The integers modulo a prime form a field, which means all non-zero elements have a multiplicative inverse. To take an example, let $p=13$. Then $\frac 1{p-3}=\frac 1{10}=\frac 1{-3}$. From the fact that $10 \cdot 4=40 \equiv 1 \pmod {13}$ we can say that $\frac 1{10}=4=\frac 1{-3} \pmod {13}$

Answer 2

Mod $\,n,\,$ a fraction $\,x \equiv a/b\,$ is a root of $\,bx \equiv a.\,$ It is well defined $\iff$ a root uniquely exists $\!\iff\!$ $\gcd(b,n) = 1,\,$ in which case $\,b^{-1}$ exists by Besout, so $\ a/b = ab^{-1}.$

It is easy to see that - just like for other arithmetical congruence laws - we can replace the arguments of fractions by any congruent value.

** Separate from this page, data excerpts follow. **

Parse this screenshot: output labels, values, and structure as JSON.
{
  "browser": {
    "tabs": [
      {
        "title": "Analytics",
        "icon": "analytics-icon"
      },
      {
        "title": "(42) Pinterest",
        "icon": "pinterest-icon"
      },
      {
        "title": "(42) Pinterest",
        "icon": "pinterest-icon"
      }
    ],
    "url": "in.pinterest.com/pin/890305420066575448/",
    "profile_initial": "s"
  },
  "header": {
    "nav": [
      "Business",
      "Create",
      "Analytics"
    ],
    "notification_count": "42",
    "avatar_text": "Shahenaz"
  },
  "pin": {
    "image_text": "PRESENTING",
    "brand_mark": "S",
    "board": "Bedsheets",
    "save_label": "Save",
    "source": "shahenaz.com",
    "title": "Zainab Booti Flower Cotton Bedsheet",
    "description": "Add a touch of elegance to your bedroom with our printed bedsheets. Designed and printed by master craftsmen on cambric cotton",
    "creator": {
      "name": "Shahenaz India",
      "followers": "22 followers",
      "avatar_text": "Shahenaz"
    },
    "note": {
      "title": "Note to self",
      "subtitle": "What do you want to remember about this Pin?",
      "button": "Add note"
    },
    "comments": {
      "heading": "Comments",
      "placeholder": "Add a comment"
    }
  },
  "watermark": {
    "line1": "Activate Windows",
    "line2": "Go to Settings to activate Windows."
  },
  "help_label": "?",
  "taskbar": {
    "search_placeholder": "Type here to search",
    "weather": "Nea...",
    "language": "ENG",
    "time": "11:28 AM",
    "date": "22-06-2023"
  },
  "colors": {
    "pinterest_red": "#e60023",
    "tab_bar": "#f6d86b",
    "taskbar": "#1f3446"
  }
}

Indeed, by said congruence laws, if $\,A\equiv a,\,B\equiv b\,$ then $\, Bx\equiv A\iff ax\equiv b,\,$ hence

$$\begin{align}{A\equiv a\\ B\equiv B}\end{align}\ \Rightarrow\, \dfrac{A}B\equiv \dfrac{a}b$$

Note that if $\,B\equiv b\,$ then $\,\gcd(B,n) = \gcd(b,n) = 1\,$ so both fractions are well-defined, i.e. their denominators are invertible.

Thus in your example, $\ {\rm mod}\ n\!:\ n\!-\!1\equiv -1\,\Rightarrow\, \dfrac{1}{n-1}\equiv \dfrac{1}{-1}\equiv -1$